While a good portion of history happened out in the open, allowing it to be preserved in the history books for everyone to read for generations, still more happened in the private correspondence of people who mattered. In Letters of Note: An Eclectic Collection of Correspondence Deserving of a Wider Audience (brought to you by the creator of the blog by the same name) you'll read letters spanning across centuries, from influential political leaders, authors, actors, murderers, and more. Each one lends a unique insight into the major events of the time, whether they're wars, cultural shifts, key moments, or important discoveries. This epistolary compilation contains over 300 letters, detailing the personal thoughts of everyone from Jack the Ripper to Kurt Vonnegut.
It takes a real man to break out the weakness tissues and pass a little bit of eye water every now and then — and it takes some serious fortitude to document what brings you to the brink for the world to read.

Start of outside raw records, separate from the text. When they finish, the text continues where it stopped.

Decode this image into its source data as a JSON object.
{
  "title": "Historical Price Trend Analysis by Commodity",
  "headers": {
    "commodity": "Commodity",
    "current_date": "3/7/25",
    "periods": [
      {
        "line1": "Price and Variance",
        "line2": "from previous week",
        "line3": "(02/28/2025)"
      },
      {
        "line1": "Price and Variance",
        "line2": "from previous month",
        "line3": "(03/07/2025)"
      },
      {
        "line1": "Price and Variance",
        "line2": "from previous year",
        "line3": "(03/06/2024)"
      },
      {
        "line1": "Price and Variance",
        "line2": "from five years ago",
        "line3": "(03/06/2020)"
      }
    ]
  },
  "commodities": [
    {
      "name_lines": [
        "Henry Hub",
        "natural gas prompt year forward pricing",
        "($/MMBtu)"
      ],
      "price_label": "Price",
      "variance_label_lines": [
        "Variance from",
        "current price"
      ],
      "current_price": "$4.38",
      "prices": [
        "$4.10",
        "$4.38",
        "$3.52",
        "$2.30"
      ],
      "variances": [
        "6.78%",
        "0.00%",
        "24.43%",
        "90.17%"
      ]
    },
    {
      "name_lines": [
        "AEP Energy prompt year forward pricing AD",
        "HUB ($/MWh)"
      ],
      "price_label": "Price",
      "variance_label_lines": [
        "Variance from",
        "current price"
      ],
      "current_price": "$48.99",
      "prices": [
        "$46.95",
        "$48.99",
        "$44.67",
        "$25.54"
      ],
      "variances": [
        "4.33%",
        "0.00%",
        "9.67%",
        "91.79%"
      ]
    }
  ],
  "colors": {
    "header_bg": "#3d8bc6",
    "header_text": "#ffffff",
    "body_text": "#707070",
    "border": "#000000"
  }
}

In Poems That Make Grown Men Cry: 100 Men on the Words That Move Them, a literary anthology containing the poetic works that brought scientists, actors, writers, and other important men to tears, you'll read the works of everyone from Keats and Wordsworth, to Joyce and Auden. Each piece is accompanied by a personal essay from a noteworthy guy, detailing just what about that great work made them weep. It's enough to make even the toughest of dudes get in touch with his emotional side.
The mind often wanders — drifting to strange ideas, bizarre notions, and ridiculous questions — most of which you've probably dismissed or never found answers for. But What If?: Serious Scientific Answers to Absurd Hypothetical Questions doesn't just let those questions go. Instead, it explores well-researched answers to some of the weirdest quandaries you've ever thought of. Questions like: How fast can you hit a speed bump and survive? How long would humanity survive a robot apocalypse? All of the answers are based on extensive military research, computer simulations, differential equations, and in-depth interviews, making it both thorough, and thoroughly ridiculous.